A dynamic multigraph and multidimensional attention neural network model for metro passenger flow prediction

Abstract

SummaryPassenger flow prediction is an important part of daily metro operation, and its accuracy affects the deployment of train resources management. Due to the complex spatiotemporal correlation characteristics of metro passenger flow, it is necessary to describe it to improve the accuracy of passenger flow prediction. However, the existing models mainly construct the weight matrix based on the static graph and the similarity between stations when describing the spatial correlation of station passenger flow but ignore the time‐varying characteristics of the spatial correlation of station passenger flow.
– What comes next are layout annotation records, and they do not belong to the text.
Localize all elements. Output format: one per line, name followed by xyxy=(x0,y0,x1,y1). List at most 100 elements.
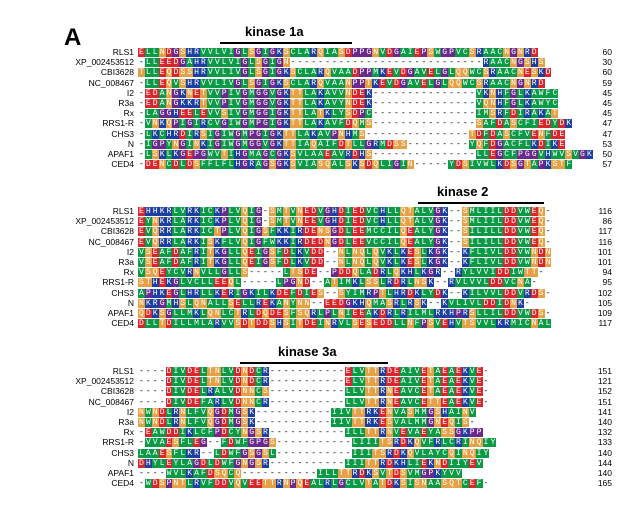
residue-end-number: 132 xyxy=(597,427,612,438)
sequence-name: CBI3628 xyxy=(100,67,134,78)
residue-end-number: 45 xyxy=(602,98,612,108)
sequence-name: CED4 xyxy=(111,318,134,329)
residue-end-number: 140 xyxy=(597,468,612,478)
alignment-row: CHS3 L A A E S F L K R - - L D W F G S G S L - - - - - - - - - - - I I I T S… xyxy=(0,447,638,458)
residue-end-number: 140 xyxy=(597,417,612,427)
residue-end-number: 86 xyxy=(602,216,612,227)
sequence-name: Rx xyxy=(123,108,134,119)
residue-end-number: 101 xyxy=(597,257,612,267)
alignment-row: RLS1 E H H K R L V R K I C K P L V Q I G - S M T V N E D V G H D I E D V C H… xyxy=(0,207,638,216)
residue-end-number: 57 xyxy=(602,159,612,170)
residue-end-number: 105 xyxy=(597,297,612,308)
sequence-name: RLS1 xyxy=(112,47,134,57)
alignment-row: CED4 - D E N C D L D S F F L F L H G R A G S G K S V I A S Q A L S K S D Q L… xyxy=(0,159,638,170)
sequence-name: Rx xyxy=(123,267,134,278)
domain-bar xyxy=(418,202,544,204)
residue-end-number: 60 xyxy=(602,47,612,57)
sequence-name: RLS1 xyxy=(112,206,134,216)
residue-end-number: 141 xyxy=(597,406,612,417)
domain-label: kinase 1a xyxy=(245,24,304,39)
residue-end-number: 133 xyxy=(597,437,612,448)
alignment-row: APAF1 - - - - W V L K A F D S Q C Q - - - - - - - - - - - I L L T T R D K S… xyxy=(0,469,638,478)
sequence-name: CBI3628 xyxy=(100,386,134,397)
sequence-name: CED4 xyxy=(111,478,134,489)
alignment-row: CED4 D L L T D I L L M L A R V V S D T D D S H S I T D E I N R V L S E S E D… xyxy=(0,318,638,329)
alignment-row: NC_008467 - - - - D I V D E F A R L V D N N C R - - - - - - - - - - - L… xyxy=(0,397,638,407)
alignment-row: XP_002453512 - L L E E D G A H R V V L V I G L S G I G N - - - - - -… xyxy=(0,57,638,68)
alignment-row: I2 V S E A F D A F R I T K G L L Q E I G S F D L K V D D - - N L N Q L Q V K L… xyxy=(0,246,638,257)
panel-letter: A xyxy=(64,24,82,51)
sequence-name: N xyxy=(127,138,134,149)
residue-end-number: 109 xyxy=(597,308,612,318)
residue-end-number: 30 xyxy=(602,57,612,68)
sequence-name: XP_002453512 xyxy=(75,376,134,387)
sequence-name: APAF1 xyxy=(107,149,134,159)
alignment-row: CBI3628 - - - - D I V D E L R A L V D N N C S - - - - - - - - - - - L L V… xyxy=(0,386,638,397)
alignment-block-kinase-1a: kinase 1a RLS1 E L L N D G S H R V V L V I G L S G I G K S C L A R… xyxy=(0,0,638,200)
sequence-name: NC_008467 xyxy=(88,77,134,88)
alignment-row: CHS3 A P H K E G L H R L L K E R I G K I L K D E F D I E S - - S Y I M R P T… xyxy=(0,288,638,298)
domain-bar xyxy=(220,42,352,44)
sequence-name: CHS3 xyxy=(111,447,134,458)
domain-label: kinase 2 xyxy=(437,184,489,199)
sequence-name: XP_002453512 xyxy=(75,57,134,68)
domain-label: kinase 3a xyxy=(278,344,337,359)
alignment-row: I2 N W N D L R N L F V Q G D M G S K - - - - - - - - - - - I I V T T R K E N V… xyxy=(0,406,638,417)
alignment-row: R3a V S E A F D A F R I T K G L L Q E I G S F D L K V D D - - N L N Q L Q V K… xyxy=(0,258,638,267)
alignment-row: CED4 - W D S P N T L R V F D D V Q V E E T T R N P Q E A L R L G C L V T A T… xyxy=(0,478,638,489)
alignment-row: APAF1 - L S K L K G E P G W V T I H G M A G C G K S V L A A E A V R D H S -… xyxy=(0,150,638,159)
residue-end-number: 47 xyxy=(602,128,612,139)
residue-end-number: 95 xyxy=(602,277,612,288)
residue-end-number: 45 xyxy=(602,108,612,119)
alignment-row: CBI3628 T L L E Q D S S H R V V L I V G L S G I G K S C L A R Q V A A D P… xyxy=(0,67,638,78)
alignment-row: RRS1-R - V V A E S F L E G - - F D W F G P G S - - - - - - - - - - - L I I… xyxy=(0,437,638,448)
sequence-name: XP_002453512 xyxy=(75,216,134,227)
sequence-name: RRS1-R xyxy=(102,277,134,288)
alignment-row: CBI3628 E V Q R R L A R K I C T P L V Q I G S F K K I R D E N S G D L E E… xyxy=(0,226,638,237)
residue-end-number: 45 xyxy=(602,87,612,98)
residue-end-number: 117 xyxy=(598,226,612,237)
alignment-row: RRS1-R - V N K Q P I G I R C V G I W G M P G I G K T T L A K A V F D Q M S… xyxy=(0,118,638,129)
sequence-name: CBI3628 xyxy=(100,226,134,237)
sequence-name: R3a xyxy=(118,257,134,267)
alignment-row: XP_002453512 - - - - D I V D E L T N L V D N D C R - - - - - - - - -… xyxy=(0,376,638,387)
residue-end-number: 151 xyxy=(597,366,612,376)
sequence-name: R3a xyxy=(118,417,134,427)
sequence-name: N xyxy=(127,457,134,468)
alignment-row: I2 - E D A N G K N E T V V P I V G M G G V G K T T L A K A V V N D E K - - - -… xyxy=(0,87,638,98)
sequence-name: RRS1-R xyxy=(102,118,134,129)
residue-end-number: 50 xyxy=(602,149,612,159)
sequence-name: RRS1-R xyxy=(102,437,134,448)
residue-end-number: 140 xyxy=(597,447,612,458)
alignment-block-kinase-2: kinase 2 RLS1 E H H K R L V R K I C K P L V Q I G - S M T V N E D V… xyxy=(0,0,638,329)
residue-end-number: 60 xyxy=(602,67,612,78)
sequence-name: RLS1 xyxy=(112,366,134,376)
residue-end-number: 101 xyxy=(597,246,612,257)
residue-end-number: 121 xyxy=(597,376,612,387)
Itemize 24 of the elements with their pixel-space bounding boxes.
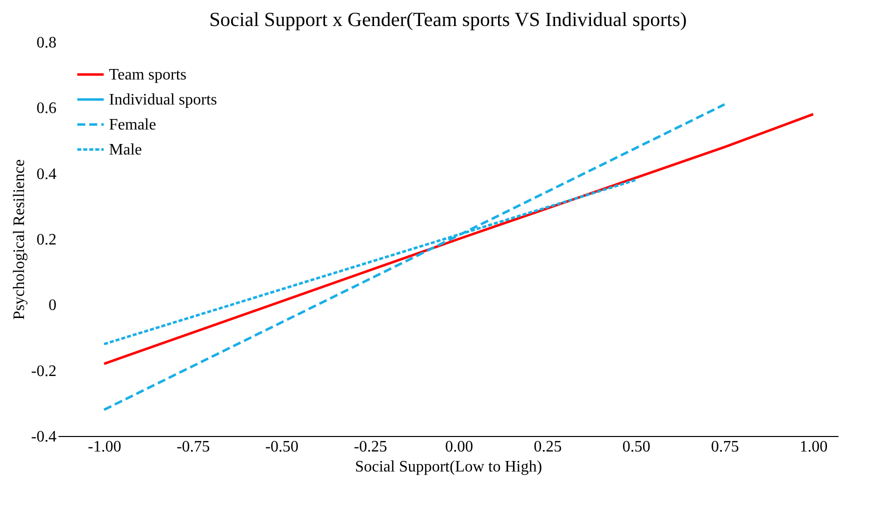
- legend-label: Male: [109, 142, 142, 158]
- x-tick-label: -0.75: [176, 438, 210, 456]
- legend-label: Team sports: [109, 66, 187, 84]
- x-tick-label: 1.00: [800, 438, 828, 456]
- y-tick-label: 0.4: [36, 166, 56, 183]
- y-tick-label: -0.2: [31, 362, 56, 380]
- x-tick-label: 0.50: [622, 438, 650, 456]
- y-tick-label: 0: [48, 297, 56, 314]
- y-tick-label: 0.6: [36, 100, 56, 118]
- x-tick-label: 0.00: [445, 438, 474, 456]
- y-tick-label: 0.8: [36, 34, 56, 52]
- legend-label: Female: [109, 116, 156, 134]
- y-tick-label: -0.4: [31, 428, 56, 446]
- chart-title: Social Support x Gender(Team sports VS Individual sports): [209, 9, 687, 31]
- line-series: [102, 112, 814, 366]
- x-tick-label: -0.25: [354, 438, 388, 456]
- y-tick-label: 0.2: [36, 232, 56, 248]
- x-tick-label: 0.75: [711, 438, 740, 456]
- x-tick-label: 0.25: [534, 438, 562, 456]
- x-tick-label: -0.50: [265, 438, 299, 456]
- y-axis-title: Psychological Resilience: [11, 159, 28, 320]
- legend-label: Individual sports: [109, 92, 217, 108]
- x-tick-label: -1.00: [88, 438, 122, 456]
- x-axis-title: Social Support(Low to High): [354, 458, 542, 476]
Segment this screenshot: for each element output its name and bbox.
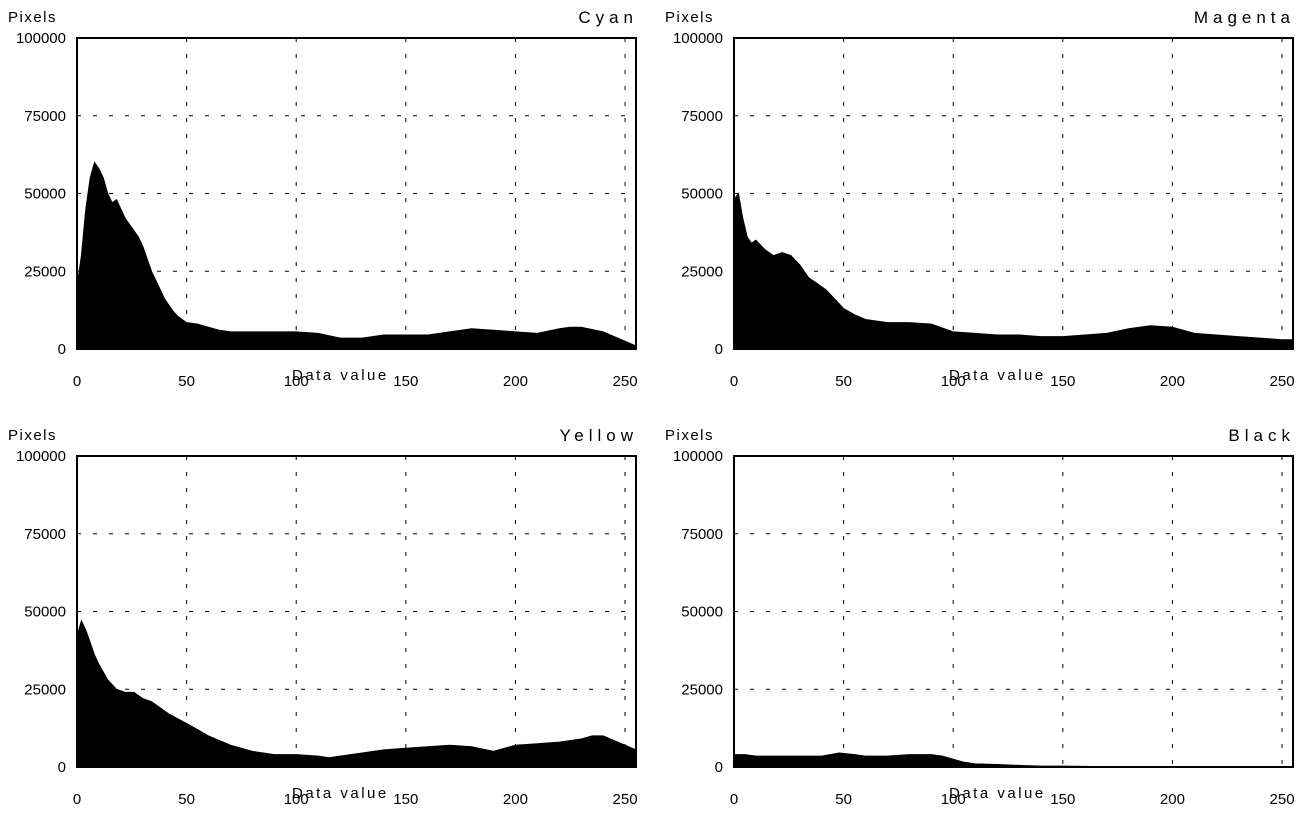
x-tick-label: 200 (503, 791, 528, 808)
x-tick-label: 250 (1270, 373, 1295, 390)
plot-frame (733, 455, 1294, 768)
y-tick-label: 75000 (24, 108, 66, 125)
histogram-panel-magenta: 0 50 100 150 200 250 0 25000 50000 75000 100000 Pi… (657, 0, 1314, 418)
x-tick-label: 50 (835, 791, 852, 808)
x-tick-label: 50 (178, 791, 195, 808)
y-tick-label: 0 (58, 759, 66, 776)
x-tick-label: 50 (178, 373, 195, 390)
y-tick-label: 75000 (24, 526, 66, 543)
y-tick-label: 50000 (681, 186, 723, 203)
histogram-svg: 0 50 100 150 200 250 0 25000 50000 75000 100000 (16, 30, 638, 390)
y-tick-label: 25000 (681, 263, 723, 280)
histogram-panel-yellow: 0 50 100 150 200 250 0 25000 50000 75000 100000 Pi… (0, 418, 657, 836)
y-tick-label: 0 (715, 759, 723, 776)
histogram-svg: 0 50 100 150 200 250 0 25000 50000 75000 100000 (16, 448, 638, 808)
x-tick-label: 250 (613, 373, 638, 390)
y-tick-label: 0 (715, 341, 723, 358)
x-tick-label: 50 (835, 373, 852, 390)
plot-frame (76, 37, 637, 350)
x-tick-label: 200 (1160, 791, 1185, 808)
x-axis-label: Data value (292, 785, 389, 802)
histogram-svg: 0 50 100 150 200 250 0 25000 50000 75000 100000 (673, 30, 1295, 390)
x-tick-label: 100 (284, 791, 309, 808)
x-tick-label: 0 (73, 373, 81, 390)
x-tick-label: 0 (73, 791, 81, 808)
y-tick-label: 75000 (681, 108, 723, 125)
y-tick-label: 100000 (16, 448, 66, 465)
x-tick-label: 150 (393, 791, 418, 808)
x-tick-label: 250 (613, 791, 638, 808)
y-tick-label: 100000 (673, 30, 723, 47)
y-axis-label: Pixels (8, 9, 58, 26)
x-tick-label: 100 (941, 791, 966, 808)
histogram-svg: 0 50 100 150 200 250 0 25000 50000 75000 100000 (673, 448, 1295, 808)
x-tick-label: 0 (730, 373, 738, 390)
x-tick-label: 150 (1050, 791, 1075, 808)
x-tick-label: 100 (941, 373, 966, 390)
y-tick-label: 100000 (16, 30, 66, 47)
histogram-panel-cyan: 0 50 100 150 200 250 0 25000 50000 75000 100000 Pi… (0, 0, 657, 418)
y-tick-label: 50000 (24, 604, 66, 621)
plot-frame (733, 37, 1294, 350)
histogram-area (76, 619, 637, 768)
y-axis-label: Pixels (665, 9, 715, 26)
y-tick-label: 50000 (24, 186, 66, 203)
y-tick-label: 75000 (681, 526, 723, 543)
x-axis-label: Data value (949, 785, 1046, 802)
histogram-panel-black: 0 50 100 150 200 250 0 25000 50000 75000 100000 Pi… (657, 418, 1314, 836)
x-axis-label: Data value (949, 367, 1046, 384)
histogram-area (76, 161, 637, 350)
histogram-area (733, 752, 1294, 768)
y-tick-label: 100000 (673, 448, 723, 465)
chart-title: Yellow (559, 426, 638, 445)
x-tick-label: 200 (1160, 373, 1185, 390)
y-tick-label: 25000 (24, 263, 66, 280)
y-tick-label: 50000 (681, 604, 723, 621)
chart-title: Black (1228, 426, 1295, 445)
x-axis-label: Data value (292, 367, 389, 384)
y-axis-label: Pixels (8, 427, 58, 444)
plot-frame (76, 455, 637, 768)
y-tick-label: 0 (58, 341, 66, 358)
x-tick-label: 150 (1050, 373, 1075, 390)
x-tick-label: 150 (393, 373, 418, 390)
x-tick-label: 200 (503, 373, 528, 390)
chart-title: Cyan (578, 8, 638, 27)
chart-title: Magenta (1193, 8, 1295, 27)
x-tick-label: 0 (730, 791, 738, 808)
histogram-area (733, 192, 1294, 350)
x-tick-label: 100 (284, 373, 309, 390)
y-tick-label: 25000 (24, 681, 66, 698)
x-tick-label: 250 (1270, 791, 1295, 808)
y-axis-label: Pixels (665, 427, 715, 444)
y-tick-label: 25000 (681, 681, 723, 698)
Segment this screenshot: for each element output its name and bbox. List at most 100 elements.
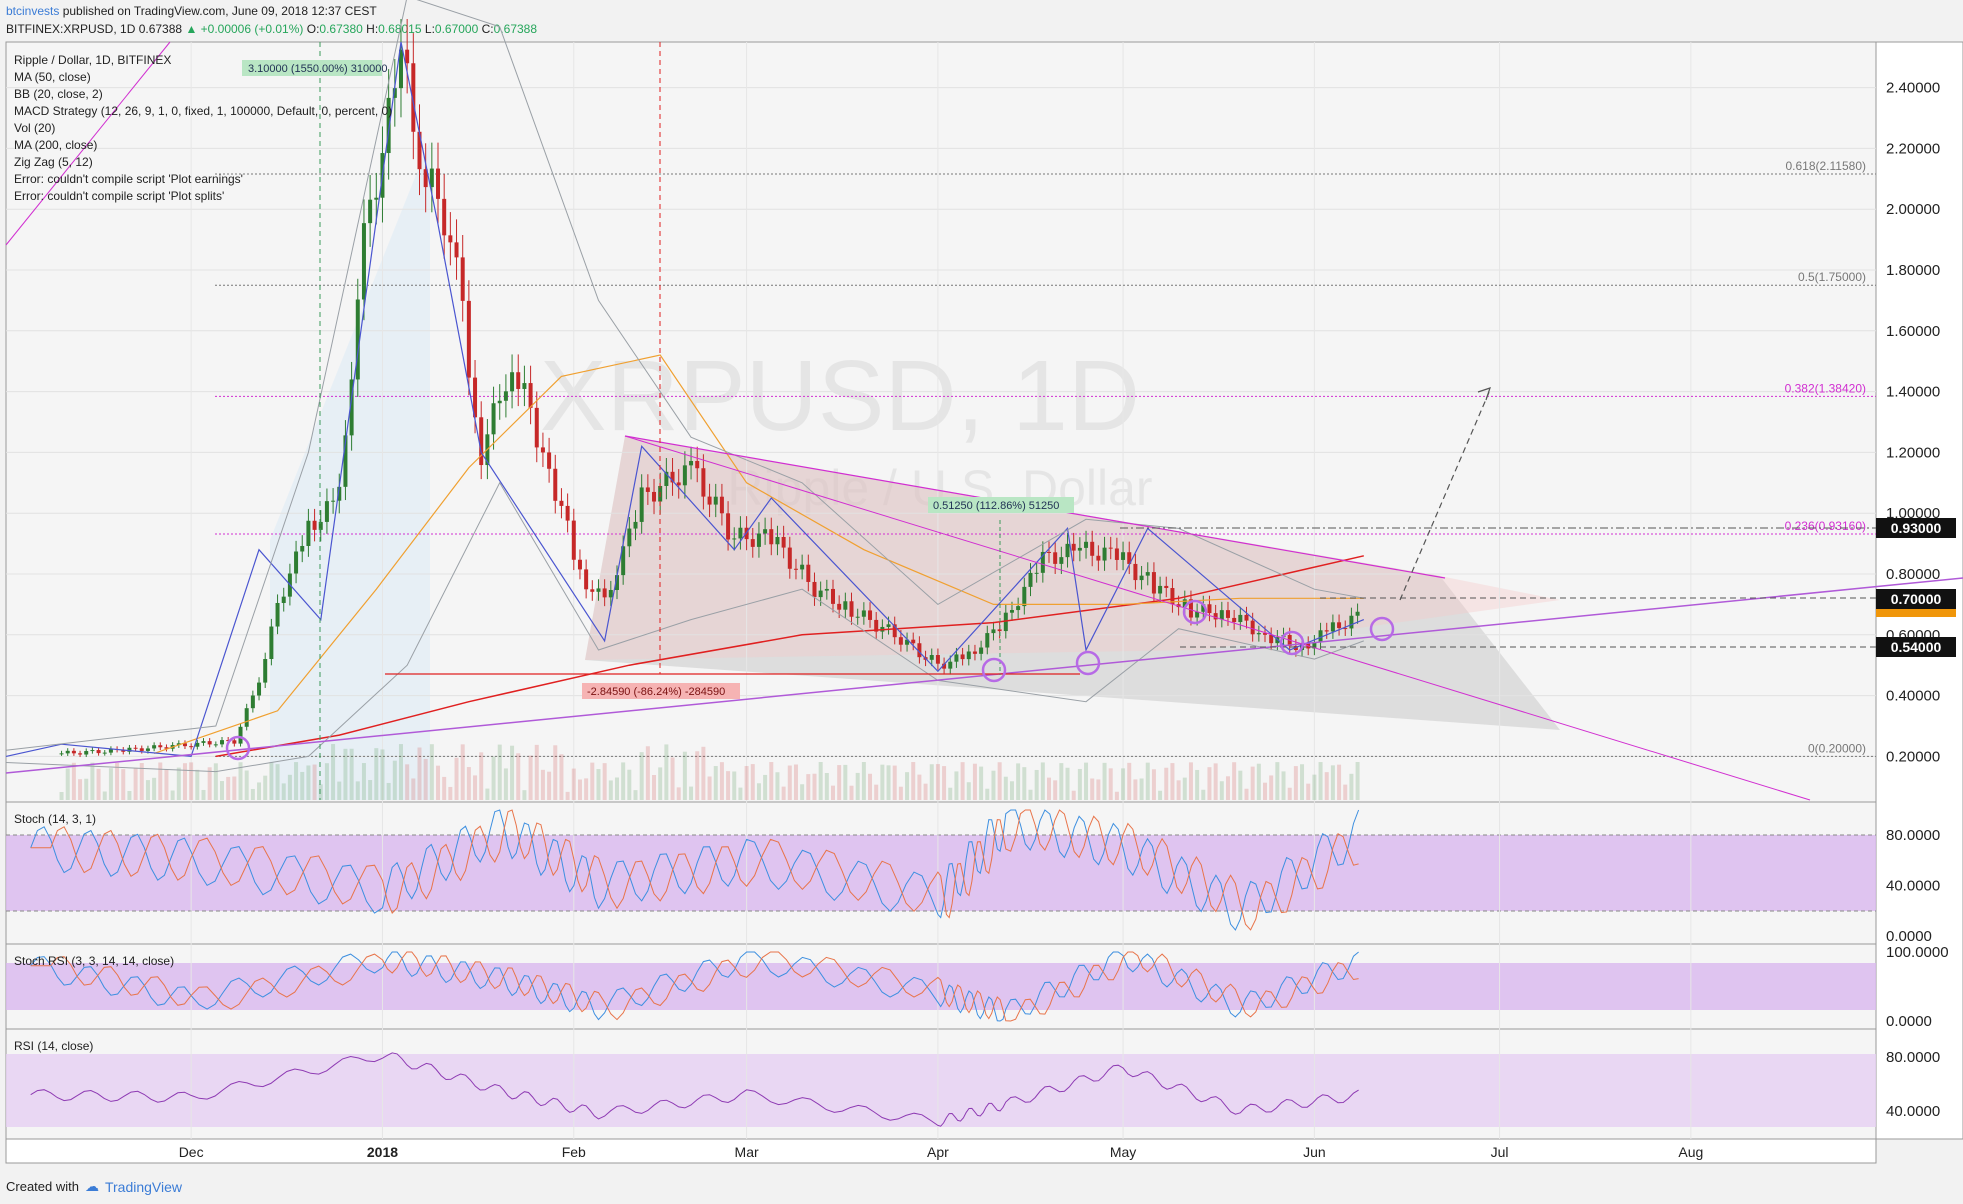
candle-body[interactable] <box>1238 614 1243 623</box>
candle-body[interactable] <box>497 400 502 404</box>
osc-line-k[interactable] <box>30 951 1359 1022</box>
candle-body[interactable] <box>90 750 95 752</box>
candle-body[interactable] <box>102 752 107 754</box>
zigzag-line[interactable] <box>5 41 1365 758</box>
candle-body[interactable] <box>1324 630 1329 632</box>
candle-body[interactable] <box>318 521 323 530</box>
candle-body[interactable] <box>806 564 811 582</box>
candle-body[interactable] <box>1040 551 1045 573</box>
osc-line-d[interactable] <box>30 809 1359 931</box>
candle-body[interactable] <box>510 372 515 392</box>
candle-body[interactable] <box>1213 613 1218 620</box>
candle-body[interactable] <box>565 505 570 521</box>
bottom-circle-4[interactable] <box>1182 599 1208 625</box>
candle-body[interactable] <box>917 643 922 658</box>
candle-body[interactable] <box>1256 633 1261 635</box>
candle-body[interactable] <box>898 637 903 645</box>
author-link[interactable]: btcinvests <box>6 4 60 18</box>
candle-body[interactable] <box>78 753 83 755</box>
candle-body[interactable] <box>861 610 866 617</box>
candle-body[interactable] <box>590 589 595 592</box>
candle-body[interactable] <box>948 661 953 669</box>
candle-body[interactable] <box>522 383 527 389</box>
candle-body[interactable] <box>244 708 249 727</box>
candle-body[interactable] <box>232 740 237 744</box>
candle-body[interactable] <box>331 500 336 502</box>
candle-body[interactable] <box>830 588 835 604</box>
candle-body[interactable] <box>534 407 539 448</box>
bottom-circle-2[interactable] <box>981 657 1007 683</box>
bottom-circle-3[interactable] <box>1075 650 1101 676</box>
candle-body[interactable] <box>257 682 262 696</box>
candle-body[interactable] <box>874 619 879 632</box>
candle-body[interactable] <box>349 379 354 436</box>
candle-body[interactable] <box>695 460 700 469</box>
candle-body[interactable] <box>226 740 231 742</box>
candle-body[interactable] <box>139 748 144 751</box>
candle-body[interactable] <box>787 547 792 569</box>
candle-body[interactable] <box>1195 611 1200 618</box>
candle-body[interactable] <box>1003 612 1008 632</box>
candle-body[interactable] <box>1059 557 1064 564</box>
candle-body[interactable] <box>991 629 996 634</box>
candle-body[interactable] <box>855 616 860 618</box>
candle-body[interactable] <box>824 588 829 591</box>
candle-body[interactable] <box>750 539 755 547</box>
candle-body[interactable] <box>275 602 280 627</box>
candle-body[interactable] <box>633 521 638 529</box>
candle-body[interactable] <box>726 513 731 540</box>
candle-body[interactable] <box>127 747 132 752</box>
candle-body[interactable] <box>263 659 268 683</box>
candle-body[interactable] <box>361 223 366 300</box>
candle-body[interactable] <box>460 257 465 301</box>
candle-body[interactable] <box>547 452 552 469</box>
candle-body[interactable] <box>454 242 459 258</box>
candle-body[interactable] <box>1053 552 1058 564</box>
candle-body[interactable] <box>1047 551 1052 553</box>
candle-body[interactable] <box>670 471 675 483</box>
candle-body[interactable] <box>108 749 113 753</box>
candle-body[interactable] <box>479 417 484 466</box>
candle-body[interactable] <box>942 663 947 669</box>
candle-body[interactable] <box>639 487 644 522</box>
candle-body[interactable] <box>905 639 910 645</box>
candle-body[interactable] <box>843 601 848 610</box>
candle-body[interactable] <box>238 726 243 744</box>
osc-line-k[interactable] <box>30 809 1360 931</box>
candle-body[interactable] <box>1201 604 1206 612</box>
candle-body[interactable] <box>59 753 64 755</box>
candle-body[interactable] <box>553 468 558 501</box>
candle-body[interactable] <box>775 537 780 545</box>
candle-body[interactable] <box>121 749 126 752</box>
candle-body[interactable] <box>1034 572 1039 574</box>
candle-body[interactable] <box>448 235 453 243</box>
candle-body[interactable] <box>411 63 416 132</box>
projection-arrow[interactable] <box>1399 389 1491 601</box>
candle-body[interactable] <box>250 695 255 709</box>
candle-body[interactable] <box>781 537 786 548</box>
candle-body[interactable] <box>306 520 311 546</box>
candle-body[interactable] <box>133 747 138 749</box>
candle-body[interactable] <box>985 633 990 648</box>
candle-body[interactable] <box>516 372 521 389</box>
candle-body[interactable] <box>528 383 533 408</box>
candle-body[interactable] <box>374 197 379 200</box>
candle-body[interactable] <box>1318 630 1323 643</box>
tradingview-brand[interactable]: TradingView <box>104 1178 183 1195</box>
bottom-circle-6[interactable] <box>1369 616 1395 642</box>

To address this problem, this study introduces a dynamic multi‐graph and multidimensional attention spatiotemporal model. Specifically, the Graph Convolutional Neural Network combined with dynamic multigraph extracts spatial features and the Gated Recurrent Unit extracts temporal features of passenger flow. The multidimensional attention can obtain the spatiotemporal correlation of passenger flow data by assigning weights to them. Finally, this model has been used to conduct experiments on Beijing metro passenger flow datasets with time granularity of 10 and 15 min. The result indicates that the DGMANN model outperforms state‐of‐the‐art other deep learning methods in passenger flow prediction. In addition, the effectiveness of its key submodules has been verified through ablation experiments.